En efecto, según la OMS, la lucha contra el sobrepeso ha de incluir una apuesta por el deporte (a partir de 60 minutos diarios en jóvenes y 150 semanales en adultos: como mínimo, pues un ensayo reciente de JAMA Internal Medicine anima a un esfuerzo más intenso), y no solo para fulminar la carga de lo comido, sino porque existe una relación directa con el metabolismo. “Hacer ejercicio de forma continuada mejora el tejido muscular y, por tanto, el consumo energético es mayor en reposo”, aclara el entrenador personal Marcos Flórez. De hecho, como comenta Russolillo, el organismo, por razones metabólicas que se desconocen, tiende a recuperar el peso con el que más tiempo ha vivido (el 96% de las personas con sobrepeso recupera los kilos al año y medio). “Solo una apuesta definitiva por el deporte puede frenar el regreso”, concluye el presidente de la FEDN. Ahora sí, con todas las cartas sobre la mesa, comienza la batalla contra la báscula. Un consejo: sufra menos y saboree más. La razón hará el resto. No suena tan sexy como el último consejo de una diva del pop, pero, al menos, funciona.
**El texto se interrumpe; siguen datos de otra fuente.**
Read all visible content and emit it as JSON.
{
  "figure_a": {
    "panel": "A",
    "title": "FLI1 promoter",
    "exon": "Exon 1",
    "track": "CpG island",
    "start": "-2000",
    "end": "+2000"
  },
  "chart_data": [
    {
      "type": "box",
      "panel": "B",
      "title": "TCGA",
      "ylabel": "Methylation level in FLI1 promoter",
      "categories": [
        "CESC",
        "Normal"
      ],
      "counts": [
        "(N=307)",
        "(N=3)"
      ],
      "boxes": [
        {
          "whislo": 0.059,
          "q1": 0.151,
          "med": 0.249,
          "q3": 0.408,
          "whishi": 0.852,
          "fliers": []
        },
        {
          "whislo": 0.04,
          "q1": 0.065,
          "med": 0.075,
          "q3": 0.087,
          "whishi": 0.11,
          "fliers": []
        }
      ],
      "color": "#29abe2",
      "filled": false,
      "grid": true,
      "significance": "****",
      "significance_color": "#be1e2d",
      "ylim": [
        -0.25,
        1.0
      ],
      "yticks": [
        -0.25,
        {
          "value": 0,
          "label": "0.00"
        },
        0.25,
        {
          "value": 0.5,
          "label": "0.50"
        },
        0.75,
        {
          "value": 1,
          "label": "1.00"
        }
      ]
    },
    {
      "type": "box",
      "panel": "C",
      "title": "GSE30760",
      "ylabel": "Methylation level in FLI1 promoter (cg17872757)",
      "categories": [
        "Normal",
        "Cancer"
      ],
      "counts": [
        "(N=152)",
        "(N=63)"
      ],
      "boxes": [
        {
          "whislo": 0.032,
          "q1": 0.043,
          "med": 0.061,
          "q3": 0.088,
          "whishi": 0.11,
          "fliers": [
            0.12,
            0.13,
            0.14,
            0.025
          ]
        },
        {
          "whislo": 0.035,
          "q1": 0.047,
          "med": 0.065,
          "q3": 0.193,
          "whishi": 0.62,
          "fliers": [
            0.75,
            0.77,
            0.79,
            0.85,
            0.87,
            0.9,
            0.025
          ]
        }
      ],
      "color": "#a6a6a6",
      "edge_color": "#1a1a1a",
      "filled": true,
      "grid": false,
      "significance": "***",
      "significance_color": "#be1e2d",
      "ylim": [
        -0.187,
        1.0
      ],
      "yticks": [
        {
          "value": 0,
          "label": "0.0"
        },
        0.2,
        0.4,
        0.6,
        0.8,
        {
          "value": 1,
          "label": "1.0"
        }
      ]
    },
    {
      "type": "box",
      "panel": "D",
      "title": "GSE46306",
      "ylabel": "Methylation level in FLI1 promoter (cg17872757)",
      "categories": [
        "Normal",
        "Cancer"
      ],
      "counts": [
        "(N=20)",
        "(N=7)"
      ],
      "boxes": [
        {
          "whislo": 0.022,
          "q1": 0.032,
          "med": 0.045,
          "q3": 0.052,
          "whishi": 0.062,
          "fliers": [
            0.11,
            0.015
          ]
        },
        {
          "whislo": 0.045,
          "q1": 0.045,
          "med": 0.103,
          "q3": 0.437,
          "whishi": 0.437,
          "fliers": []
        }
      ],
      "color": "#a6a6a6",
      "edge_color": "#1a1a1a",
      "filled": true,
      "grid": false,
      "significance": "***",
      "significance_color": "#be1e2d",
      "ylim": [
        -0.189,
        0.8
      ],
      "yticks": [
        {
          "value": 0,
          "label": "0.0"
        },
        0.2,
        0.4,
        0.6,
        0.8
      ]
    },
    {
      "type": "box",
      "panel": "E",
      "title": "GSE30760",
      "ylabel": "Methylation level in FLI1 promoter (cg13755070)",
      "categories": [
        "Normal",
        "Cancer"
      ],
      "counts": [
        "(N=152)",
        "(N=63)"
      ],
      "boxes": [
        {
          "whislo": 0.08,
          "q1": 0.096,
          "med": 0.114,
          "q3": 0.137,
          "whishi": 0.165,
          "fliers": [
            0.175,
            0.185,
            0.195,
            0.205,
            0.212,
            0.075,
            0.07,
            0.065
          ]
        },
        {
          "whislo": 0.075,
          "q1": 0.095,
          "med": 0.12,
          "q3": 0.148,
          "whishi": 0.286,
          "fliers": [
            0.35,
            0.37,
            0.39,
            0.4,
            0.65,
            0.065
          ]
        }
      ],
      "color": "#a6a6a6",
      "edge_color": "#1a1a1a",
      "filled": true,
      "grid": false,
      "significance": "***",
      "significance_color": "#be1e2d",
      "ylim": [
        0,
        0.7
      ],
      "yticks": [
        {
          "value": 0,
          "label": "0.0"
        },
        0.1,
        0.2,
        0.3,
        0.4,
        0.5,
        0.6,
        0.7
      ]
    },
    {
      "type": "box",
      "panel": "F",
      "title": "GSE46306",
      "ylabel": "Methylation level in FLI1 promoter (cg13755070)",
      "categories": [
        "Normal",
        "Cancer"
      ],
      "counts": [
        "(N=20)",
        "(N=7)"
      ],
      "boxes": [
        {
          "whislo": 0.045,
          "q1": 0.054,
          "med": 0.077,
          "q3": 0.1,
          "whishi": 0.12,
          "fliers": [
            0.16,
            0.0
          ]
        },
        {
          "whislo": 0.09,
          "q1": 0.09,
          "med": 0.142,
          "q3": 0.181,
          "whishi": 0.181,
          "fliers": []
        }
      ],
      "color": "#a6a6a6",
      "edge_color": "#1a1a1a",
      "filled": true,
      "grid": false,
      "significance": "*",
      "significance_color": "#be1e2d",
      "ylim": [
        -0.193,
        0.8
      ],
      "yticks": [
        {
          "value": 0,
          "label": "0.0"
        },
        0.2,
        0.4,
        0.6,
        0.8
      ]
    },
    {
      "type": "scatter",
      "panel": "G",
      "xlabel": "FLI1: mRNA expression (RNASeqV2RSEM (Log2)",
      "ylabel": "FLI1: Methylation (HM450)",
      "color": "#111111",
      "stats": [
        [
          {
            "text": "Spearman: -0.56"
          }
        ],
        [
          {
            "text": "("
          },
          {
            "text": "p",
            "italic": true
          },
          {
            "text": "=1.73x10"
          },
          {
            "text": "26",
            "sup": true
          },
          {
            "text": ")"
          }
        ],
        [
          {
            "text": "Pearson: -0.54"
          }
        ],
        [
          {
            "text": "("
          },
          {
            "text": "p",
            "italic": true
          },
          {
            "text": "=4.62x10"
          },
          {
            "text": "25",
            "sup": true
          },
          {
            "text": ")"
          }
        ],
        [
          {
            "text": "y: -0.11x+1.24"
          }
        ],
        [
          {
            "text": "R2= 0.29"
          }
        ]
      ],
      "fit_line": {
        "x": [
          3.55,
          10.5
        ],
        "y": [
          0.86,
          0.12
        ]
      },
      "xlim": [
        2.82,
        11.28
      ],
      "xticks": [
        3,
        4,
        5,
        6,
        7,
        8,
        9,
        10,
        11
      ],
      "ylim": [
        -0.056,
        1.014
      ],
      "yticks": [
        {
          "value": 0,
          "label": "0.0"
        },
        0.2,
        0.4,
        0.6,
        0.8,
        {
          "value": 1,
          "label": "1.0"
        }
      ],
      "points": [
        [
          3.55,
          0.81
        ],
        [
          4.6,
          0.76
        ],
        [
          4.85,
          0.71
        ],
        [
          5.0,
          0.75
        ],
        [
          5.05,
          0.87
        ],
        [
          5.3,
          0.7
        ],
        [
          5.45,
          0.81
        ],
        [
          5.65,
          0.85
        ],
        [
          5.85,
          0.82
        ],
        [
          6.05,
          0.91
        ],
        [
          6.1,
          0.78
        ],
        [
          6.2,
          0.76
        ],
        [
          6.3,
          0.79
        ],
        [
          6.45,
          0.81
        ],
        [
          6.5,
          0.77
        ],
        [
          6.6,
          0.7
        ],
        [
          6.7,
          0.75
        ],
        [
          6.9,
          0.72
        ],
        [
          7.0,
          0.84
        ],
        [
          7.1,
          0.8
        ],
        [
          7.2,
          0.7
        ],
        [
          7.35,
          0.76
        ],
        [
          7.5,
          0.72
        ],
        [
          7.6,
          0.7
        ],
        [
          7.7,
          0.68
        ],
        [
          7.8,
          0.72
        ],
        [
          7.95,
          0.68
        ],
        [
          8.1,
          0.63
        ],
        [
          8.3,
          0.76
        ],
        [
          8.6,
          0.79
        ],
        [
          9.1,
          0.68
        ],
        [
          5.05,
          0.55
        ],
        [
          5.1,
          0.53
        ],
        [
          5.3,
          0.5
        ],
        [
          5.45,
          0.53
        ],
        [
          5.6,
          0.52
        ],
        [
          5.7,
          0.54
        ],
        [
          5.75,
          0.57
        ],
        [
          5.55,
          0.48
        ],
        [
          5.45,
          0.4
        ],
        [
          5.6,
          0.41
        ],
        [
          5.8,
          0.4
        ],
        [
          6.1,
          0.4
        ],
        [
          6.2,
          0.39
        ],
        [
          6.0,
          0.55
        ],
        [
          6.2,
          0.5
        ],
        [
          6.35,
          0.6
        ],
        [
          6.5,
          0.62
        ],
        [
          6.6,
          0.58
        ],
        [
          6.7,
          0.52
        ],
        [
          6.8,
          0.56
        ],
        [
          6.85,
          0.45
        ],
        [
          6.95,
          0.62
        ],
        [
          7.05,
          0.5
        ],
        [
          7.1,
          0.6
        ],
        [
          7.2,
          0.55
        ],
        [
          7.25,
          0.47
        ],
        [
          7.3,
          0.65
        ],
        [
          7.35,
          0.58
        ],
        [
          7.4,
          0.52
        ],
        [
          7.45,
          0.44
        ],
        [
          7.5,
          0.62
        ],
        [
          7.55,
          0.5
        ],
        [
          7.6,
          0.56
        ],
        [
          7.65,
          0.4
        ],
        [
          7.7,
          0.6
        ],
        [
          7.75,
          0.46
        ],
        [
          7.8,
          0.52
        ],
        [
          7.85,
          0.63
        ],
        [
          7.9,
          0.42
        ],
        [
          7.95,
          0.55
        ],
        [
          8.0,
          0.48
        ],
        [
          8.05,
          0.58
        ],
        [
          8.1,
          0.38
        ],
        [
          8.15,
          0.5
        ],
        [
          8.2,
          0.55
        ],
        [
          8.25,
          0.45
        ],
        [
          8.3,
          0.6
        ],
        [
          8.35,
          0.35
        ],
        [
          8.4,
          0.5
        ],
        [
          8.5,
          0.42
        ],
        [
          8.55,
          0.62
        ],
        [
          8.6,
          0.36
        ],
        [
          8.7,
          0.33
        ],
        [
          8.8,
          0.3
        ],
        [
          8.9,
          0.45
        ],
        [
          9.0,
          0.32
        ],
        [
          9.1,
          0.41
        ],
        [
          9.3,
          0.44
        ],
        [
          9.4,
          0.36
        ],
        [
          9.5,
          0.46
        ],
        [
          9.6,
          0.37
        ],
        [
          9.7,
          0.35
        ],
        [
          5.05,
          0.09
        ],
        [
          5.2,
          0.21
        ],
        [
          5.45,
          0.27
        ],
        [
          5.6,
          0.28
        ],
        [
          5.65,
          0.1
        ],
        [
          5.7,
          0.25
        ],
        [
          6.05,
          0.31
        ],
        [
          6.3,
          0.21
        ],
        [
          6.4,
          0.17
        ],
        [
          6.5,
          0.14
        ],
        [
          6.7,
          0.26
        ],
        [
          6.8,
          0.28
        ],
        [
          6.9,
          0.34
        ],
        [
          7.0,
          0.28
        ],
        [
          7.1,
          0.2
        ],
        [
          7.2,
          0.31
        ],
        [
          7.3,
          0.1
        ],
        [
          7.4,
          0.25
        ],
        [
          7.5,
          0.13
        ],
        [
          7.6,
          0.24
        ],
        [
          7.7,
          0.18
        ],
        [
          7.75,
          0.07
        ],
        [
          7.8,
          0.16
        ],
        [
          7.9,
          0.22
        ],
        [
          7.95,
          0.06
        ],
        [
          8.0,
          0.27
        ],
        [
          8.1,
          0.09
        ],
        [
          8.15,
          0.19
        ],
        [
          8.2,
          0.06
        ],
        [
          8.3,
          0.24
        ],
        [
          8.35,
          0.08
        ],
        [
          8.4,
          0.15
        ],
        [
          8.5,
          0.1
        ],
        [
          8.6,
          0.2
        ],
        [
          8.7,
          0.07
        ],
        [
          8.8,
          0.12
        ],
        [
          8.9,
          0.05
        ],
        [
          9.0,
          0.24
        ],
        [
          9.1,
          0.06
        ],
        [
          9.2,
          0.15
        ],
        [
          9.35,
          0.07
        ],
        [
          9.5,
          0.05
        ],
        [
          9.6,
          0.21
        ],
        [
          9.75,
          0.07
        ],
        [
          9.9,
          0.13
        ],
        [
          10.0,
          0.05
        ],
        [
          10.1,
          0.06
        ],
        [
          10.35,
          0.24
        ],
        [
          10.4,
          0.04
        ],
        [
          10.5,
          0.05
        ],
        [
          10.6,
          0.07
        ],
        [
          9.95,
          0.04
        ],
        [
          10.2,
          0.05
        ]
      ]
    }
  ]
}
MÁS NARANJAS, MENOS FIAMBRES

Sacamos la calculadora nutricional para alumbrar cuántas cantidades de nutrientes son necesarios para el buen funcionamiento del cuerpo.

La OMS recomienda que, como máximo, un 10% de la energía de la dieta provenga de ácidos grasos saturados (carne, leche y derivados sin desnatar). Y entre el 55% y 60% de hidratos (pan, pasta y arroz).

Los ácidos omega-3 se asocian a numerosos beneficios. La Autoridad Europea para la Seguridad de los Alimentos (EFSA) propone ingerir 250 miligramos al día en adultos (224 gramos de pescado azul por semana).

Las 12 cucharaditas de azúcar al día (50 gramos) que la OMS recomienda no van directas al café, sino que también provienen de la fruta, pan o fiambre (una onza de chocolate, una manzana y 200 gramos de pasta rebasan el límite).

Aunque la recomendación de proteínas es de 0,8 gramos por kilo de peso corporal, en deportistas y vegetarianos ha de ser mayor. Y debe repartirse por igual entre desayuno, almuerzo y cena.

Se recomienda tomar 25-30 gramos de fibra al día para una función intestinal correcta (dos piezas de fruta, 100 gramos de hortalizas, 50 de legumbres y 50 de pan integral: sí, todo junto).

El consumo de sal ha de estar por debajo de los cinco gramos al día (200 gramos de jamón cocido).

De todas las vitaminas, la más demandada por el organismo es la C, cuya recomendación se solventa con dos naranjas por jornada (60 miligramos del micronutriente).